Chavvy dress jewellery, detachable bows that surface everywhere – Hair! Dresses! Collars!, old lady earrings, outrageous nail polish colours and chunky bracelets add a personal touch to the reliable staples.

Items found whilst travelling carry extra value, for their rarity and also for the pomp of saying, “Oh this old thing? I picked it up in Ibiza’s hippie market/Marrakesh/SoHo (delete where applicable) last month.” So very smug.

These little one-offs highlight the simple truth that style is inherently personal.

Clothes are beyond function, they signify something about us to the world. It is how people choose to channel these signs through personal style that sparks my interest.
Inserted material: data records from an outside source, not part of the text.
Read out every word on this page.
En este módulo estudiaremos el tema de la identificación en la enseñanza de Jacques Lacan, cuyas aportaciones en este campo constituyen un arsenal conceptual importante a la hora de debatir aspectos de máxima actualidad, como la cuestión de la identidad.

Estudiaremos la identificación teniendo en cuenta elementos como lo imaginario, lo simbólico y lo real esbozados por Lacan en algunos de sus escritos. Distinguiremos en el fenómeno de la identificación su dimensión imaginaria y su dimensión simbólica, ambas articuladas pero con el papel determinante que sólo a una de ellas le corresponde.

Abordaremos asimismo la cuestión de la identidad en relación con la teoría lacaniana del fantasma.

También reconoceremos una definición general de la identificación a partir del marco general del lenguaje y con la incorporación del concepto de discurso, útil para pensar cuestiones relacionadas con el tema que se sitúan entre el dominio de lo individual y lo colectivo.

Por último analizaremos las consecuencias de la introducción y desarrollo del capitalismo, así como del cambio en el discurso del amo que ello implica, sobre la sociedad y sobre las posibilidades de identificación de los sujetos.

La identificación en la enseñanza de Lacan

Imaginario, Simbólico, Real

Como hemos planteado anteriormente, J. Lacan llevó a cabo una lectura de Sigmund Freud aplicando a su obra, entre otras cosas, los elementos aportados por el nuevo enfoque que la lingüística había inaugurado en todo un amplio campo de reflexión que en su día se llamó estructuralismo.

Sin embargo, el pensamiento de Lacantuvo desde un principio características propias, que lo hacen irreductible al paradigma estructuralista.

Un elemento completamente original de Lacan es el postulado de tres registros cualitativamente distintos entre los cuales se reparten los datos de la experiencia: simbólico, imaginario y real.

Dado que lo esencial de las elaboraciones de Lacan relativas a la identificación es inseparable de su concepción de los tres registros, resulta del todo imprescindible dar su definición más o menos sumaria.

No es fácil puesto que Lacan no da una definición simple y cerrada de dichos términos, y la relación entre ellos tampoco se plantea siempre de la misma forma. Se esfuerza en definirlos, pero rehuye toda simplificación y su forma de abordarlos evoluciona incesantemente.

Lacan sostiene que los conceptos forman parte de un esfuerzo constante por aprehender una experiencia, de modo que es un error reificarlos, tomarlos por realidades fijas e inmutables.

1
I love people watching in all social settings, the variety in the way people present themselves through posture, clothes, make-up and hair never ceases to fascinate me.

I live this voyeurism virtually through beautiful style blogs like Garance Doré and Liebe Marlene, escapist magazines, and through the influx of TV shows and films that seem to centre specifically on fashion. Gossip Girl is my ‘clothes porn’ du jour.

Growing up, style was a means of forging a sense of identity, but mid-twenties (and somewhat grown-up) the meaning of style has changed.

As responsibilities gather, style seems to becoming more fun. In your twenties, you have the confidence to take a few risks, with good and bad results - harem pants anyone?

Mostly the meaning of style for me, correlates to memories. The dress I wore to my sister’s wedding, the heels I tripped up on at my graduation, the dresses from my childhood are all snapshots of the past and some just can’t be parted with.

Ok, so I admit I wasn’t completely ruthless… I still sleep in a faded Metallica t-shirt. So sue me.